Однако Хумпльмайер малый не промах и не стал отвлекаться по пустякам: в своем углу он уже повернулся к миру задом - ловкач собственным телом прикрывал посланную судьбой добычу - и, за обе щеки уплетая двойную порцию, лишь нагло топорщил перья хвоста, ну а строптивого «старикашку» удостоил ответа только после того, как последний кусок исчез в его ненасытной утробе:
- Цып-цып-цып... Подь сюда, подь, мой цыпленочек, я те вмиг шею сверну!
Вот уже третий раз, как Амадей Кнёдльзедер, зрение которого изрядно притупилось за долгие годы неволи, лишается своего законного ужина!
- Так дальше продолжаться не может, этому надо положить конец, - пробормотал он и закрыл глаза, чтобы не видеть иезуитскую ухмылку марабу из соседней клетки, который, замерев в углу, с постным видом «возносил хвалу Господу» - процедура, кою он, будучи птицей праведной и благочестивой, положил себе в обязанность неукоснительно исполнять каждый божий день, утром и вечером, перед отходом ко сну.
События последних недель ожили перед внутренним взором Кнёдльзедера: вначале - ну что уж тут скрывать! - он и сам частенько не мог удержаться от улыбки, наблюдая за беркутом, в чьих простецких манерах мнилось ему что-то подлинное, исконно народное... Однажды в смежную клетку поместили двух узкогрудых, высокомерных хлыщей - фу-ты ну-ты, прямо чопорные аисты, да и только! Все как-то стушевались, и только беркут фыркнул с непередаваемо комичным изумлением:
- Этта еще чо за гуси-лебеди! Какого такого роду-племени?

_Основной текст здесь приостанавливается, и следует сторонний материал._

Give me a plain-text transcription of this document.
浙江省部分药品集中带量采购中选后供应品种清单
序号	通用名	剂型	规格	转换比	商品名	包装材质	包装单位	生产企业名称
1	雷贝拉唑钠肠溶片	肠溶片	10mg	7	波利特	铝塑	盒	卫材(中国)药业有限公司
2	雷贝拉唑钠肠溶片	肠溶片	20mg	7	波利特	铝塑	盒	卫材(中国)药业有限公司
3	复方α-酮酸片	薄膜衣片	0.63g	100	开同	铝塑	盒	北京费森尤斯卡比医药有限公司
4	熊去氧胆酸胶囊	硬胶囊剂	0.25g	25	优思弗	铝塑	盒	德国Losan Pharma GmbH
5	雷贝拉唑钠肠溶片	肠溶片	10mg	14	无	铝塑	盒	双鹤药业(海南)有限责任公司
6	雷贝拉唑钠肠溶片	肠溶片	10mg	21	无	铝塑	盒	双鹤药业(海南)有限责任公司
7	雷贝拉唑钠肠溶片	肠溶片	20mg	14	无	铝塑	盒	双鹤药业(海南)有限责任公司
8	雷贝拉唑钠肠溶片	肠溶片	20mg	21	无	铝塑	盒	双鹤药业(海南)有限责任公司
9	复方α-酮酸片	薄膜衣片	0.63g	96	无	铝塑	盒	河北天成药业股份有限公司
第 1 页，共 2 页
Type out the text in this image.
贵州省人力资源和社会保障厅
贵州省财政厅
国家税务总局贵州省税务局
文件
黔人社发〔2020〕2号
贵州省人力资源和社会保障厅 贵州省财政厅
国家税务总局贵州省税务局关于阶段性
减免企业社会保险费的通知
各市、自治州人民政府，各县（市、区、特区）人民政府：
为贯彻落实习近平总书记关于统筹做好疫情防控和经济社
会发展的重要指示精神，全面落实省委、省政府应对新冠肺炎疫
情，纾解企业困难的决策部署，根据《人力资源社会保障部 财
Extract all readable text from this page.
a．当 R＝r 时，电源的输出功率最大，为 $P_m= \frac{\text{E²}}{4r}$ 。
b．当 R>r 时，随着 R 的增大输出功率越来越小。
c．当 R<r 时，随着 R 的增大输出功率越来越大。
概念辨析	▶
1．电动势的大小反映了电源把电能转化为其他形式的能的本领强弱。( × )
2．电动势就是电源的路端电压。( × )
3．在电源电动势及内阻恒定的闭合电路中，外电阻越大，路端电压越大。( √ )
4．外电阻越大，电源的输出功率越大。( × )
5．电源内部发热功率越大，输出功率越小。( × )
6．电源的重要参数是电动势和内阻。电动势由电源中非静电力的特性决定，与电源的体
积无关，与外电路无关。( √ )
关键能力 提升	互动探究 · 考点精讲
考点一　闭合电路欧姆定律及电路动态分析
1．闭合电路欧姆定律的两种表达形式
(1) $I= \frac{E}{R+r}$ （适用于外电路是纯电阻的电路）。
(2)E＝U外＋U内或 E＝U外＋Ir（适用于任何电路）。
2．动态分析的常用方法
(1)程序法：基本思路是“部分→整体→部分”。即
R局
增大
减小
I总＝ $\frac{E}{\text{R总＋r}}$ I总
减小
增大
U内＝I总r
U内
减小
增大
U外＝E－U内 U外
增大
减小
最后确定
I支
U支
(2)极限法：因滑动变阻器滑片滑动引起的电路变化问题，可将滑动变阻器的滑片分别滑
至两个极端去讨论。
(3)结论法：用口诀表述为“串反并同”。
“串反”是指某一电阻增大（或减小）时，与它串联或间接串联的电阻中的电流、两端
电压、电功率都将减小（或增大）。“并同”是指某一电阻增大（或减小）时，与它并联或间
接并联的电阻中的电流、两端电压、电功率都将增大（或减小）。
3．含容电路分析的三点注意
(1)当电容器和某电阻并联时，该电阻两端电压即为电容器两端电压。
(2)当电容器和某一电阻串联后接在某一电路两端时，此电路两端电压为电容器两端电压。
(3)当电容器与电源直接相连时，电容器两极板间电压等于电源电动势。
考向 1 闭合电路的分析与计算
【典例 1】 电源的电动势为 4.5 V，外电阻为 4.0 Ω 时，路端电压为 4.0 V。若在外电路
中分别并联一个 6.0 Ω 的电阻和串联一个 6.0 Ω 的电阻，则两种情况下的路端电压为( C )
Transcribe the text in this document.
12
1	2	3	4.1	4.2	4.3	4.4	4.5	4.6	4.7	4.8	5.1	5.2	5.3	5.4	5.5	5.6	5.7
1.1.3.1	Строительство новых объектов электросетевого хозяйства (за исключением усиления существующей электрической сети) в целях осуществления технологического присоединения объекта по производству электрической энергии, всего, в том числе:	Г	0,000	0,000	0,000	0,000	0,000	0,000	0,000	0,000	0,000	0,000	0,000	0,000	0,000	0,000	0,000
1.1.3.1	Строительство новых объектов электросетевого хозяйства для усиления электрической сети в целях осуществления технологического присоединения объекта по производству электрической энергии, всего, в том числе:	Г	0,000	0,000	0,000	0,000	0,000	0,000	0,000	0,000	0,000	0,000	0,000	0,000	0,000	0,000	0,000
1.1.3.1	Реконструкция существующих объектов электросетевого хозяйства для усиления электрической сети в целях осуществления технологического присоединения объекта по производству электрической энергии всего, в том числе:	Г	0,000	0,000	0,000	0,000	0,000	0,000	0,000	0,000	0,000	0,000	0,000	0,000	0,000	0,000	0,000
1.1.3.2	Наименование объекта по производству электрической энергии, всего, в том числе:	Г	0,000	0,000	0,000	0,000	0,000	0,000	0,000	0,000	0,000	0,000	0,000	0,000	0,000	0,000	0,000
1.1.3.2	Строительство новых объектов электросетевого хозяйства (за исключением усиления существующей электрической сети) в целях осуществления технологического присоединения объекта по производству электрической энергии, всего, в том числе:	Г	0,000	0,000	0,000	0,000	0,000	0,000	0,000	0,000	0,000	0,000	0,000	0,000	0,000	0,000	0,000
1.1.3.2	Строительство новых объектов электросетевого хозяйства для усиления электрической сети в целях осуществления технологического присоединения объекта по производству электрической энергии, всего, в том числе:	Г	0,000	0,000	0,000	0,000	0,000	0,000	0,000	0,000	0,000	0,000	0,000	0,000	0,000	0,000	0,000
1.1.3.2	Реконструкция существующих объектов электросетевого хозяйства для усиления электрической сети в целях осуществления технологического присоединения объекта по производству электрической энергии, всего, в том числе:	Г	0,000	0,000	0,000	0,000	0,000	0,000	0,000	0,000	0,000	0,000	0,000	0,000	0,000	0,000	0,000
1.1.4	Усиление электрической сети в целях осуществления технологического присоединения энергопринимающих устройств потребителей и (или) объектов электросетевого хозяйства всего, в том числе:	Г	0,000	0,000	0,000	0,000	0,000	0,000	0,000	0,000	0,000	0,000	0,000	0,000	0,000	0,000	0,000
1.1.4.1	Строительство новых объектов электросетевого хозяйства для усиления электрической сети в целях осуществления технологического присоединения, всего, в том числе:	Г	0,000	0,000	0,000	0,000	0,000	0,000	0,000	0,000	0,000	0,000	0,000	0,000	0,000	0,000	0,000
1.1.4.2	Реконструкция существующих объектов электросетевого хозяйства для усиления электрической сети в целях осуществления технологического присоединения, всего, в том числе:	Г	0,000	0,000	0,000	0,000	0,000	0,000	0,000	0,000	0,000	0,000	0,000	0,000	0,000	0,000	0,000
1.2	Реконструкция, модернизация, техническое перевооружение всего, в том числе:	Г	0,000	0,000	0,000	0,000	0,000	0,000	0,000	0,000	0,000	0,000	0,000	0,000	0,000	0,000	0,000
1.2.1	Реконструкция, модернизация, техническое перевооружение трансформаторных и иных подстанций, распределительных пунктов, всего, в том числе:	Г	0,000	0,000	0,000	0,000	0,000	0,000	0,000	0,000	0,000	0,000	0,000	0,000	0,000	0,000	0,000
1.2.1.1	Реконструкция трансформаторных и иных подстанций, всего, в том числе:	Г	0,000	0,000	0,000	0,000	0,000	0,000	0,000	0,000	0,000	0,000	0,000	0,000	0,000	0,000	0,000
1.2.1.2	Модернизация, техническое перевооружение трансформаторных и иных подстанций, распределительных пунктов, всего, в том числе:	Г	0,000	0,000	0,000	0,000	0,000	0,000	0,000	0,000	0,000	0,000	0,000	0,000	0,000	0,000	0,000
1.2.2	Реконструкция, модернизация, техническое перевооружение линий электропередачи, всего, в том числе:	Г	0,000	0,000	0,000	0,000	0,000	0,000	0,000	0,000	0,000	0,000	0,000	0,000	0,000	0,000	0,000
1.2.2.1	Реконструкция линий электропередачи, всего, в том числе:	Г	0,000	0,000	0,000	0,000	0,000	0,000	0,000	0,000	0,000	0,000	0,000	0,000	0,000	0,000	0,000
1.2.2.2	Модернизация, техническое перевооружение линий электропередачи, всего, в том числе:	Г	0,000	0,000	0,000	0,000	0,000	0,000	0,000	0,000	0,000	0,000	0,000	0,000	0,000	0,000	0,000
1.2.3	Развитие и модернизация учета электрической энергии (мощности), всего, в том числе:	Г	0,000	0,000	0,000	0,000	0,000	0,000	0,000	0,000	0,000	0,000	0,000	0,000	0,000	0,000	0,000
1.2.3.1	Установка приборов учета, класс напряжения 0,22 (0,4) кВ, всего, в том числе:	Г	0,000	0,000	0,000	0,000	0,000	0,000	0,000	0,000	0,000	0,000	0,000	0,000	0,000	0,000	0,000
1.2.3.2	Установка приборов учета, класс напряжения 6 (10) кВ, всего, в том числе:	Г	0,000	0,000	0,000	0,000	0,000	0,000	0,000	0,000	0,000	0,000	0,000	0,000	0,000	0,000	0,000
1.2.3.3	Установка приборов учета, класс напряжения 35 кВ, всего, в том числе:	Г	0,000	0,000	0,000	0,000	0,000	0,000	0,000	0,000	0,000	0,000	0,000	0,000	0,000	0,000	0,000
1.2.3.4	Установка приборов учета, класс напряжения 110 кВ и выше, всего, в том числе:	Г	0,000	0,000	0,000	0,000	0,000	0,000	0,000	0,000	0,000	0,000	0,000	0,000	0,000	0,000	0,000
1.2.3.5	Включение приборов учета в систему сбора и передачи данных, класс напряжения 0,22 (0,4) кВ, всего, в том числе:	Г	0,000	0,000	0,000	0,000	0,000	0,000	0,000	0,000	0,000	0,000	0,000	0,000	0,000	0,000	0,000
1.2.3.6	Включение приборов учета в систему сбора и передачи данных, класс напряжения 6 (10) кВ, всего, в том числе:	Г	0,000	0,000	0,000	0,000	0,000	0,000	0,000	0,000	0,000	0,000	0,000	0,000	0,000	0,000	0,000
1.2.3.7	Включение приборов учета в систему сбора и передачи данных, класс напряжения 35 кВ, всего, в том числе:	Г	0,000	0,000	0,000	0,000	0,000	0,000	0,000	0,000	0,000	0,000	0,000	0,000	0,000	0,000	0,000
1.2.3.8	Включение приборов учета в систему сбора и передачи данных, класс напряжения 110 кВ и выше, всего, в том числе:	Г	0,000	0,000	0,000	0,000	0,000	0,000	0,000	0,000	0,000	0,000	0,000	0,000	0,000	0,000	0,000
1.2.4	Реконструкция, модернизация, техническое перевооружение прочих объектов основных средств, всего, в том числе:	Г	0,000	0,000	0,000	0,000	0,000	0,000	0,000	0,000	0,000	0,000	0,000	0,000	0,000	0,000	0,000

- Мы журавли-красавки. А еще нас называют птицами целомудрия, - надменно процедил, едва разжимая клюв, один из пижонов.
- Вот те раз, да неужто и вправду целки? - брякнул, к всеобщему удовольствию, баварец.
Однако очень скоро объектом грубоватых шуточек беркута стал он, Кнёдльзедер: как-то они на пару с вороном, бывшим до сих пор своим в доску парнем, предварительно пошептавшись, выкрали из коляски с младенцем, неосмотрительно оставленной рядом с решеткой какой-то легкомысленной мамашей, красную резиновую соску и подсунули ее в кормушку. А потом эта сволочь беркут как ни в чем не бывало подошел к нему и, ткнув большим пальцем через плечо в сторону проклятой резинки, осведомился:
- Аматей, ты чо, и сосиськи теперь не употребляешь?
И он - он - высокочтимый королевский орел-ягнятник Кнёдльзедер, слывший доселе красой и гордостью зоосада! - попался на эту примитивную уловку: с неприличной поспешностью ринулся к кормушке и молнией взмыл с добычей на насест; жадно когтя соску, попробовал ухватить лакомый кусок, но эластичная гадость не поддавалась - зажатая в клюве, она знай себе растягивалась, становясь все тоньше и тоньше, пока и вовсе не порвалась... Потеряв равновесие, он опрокинулся назад и сильно вывернул шею.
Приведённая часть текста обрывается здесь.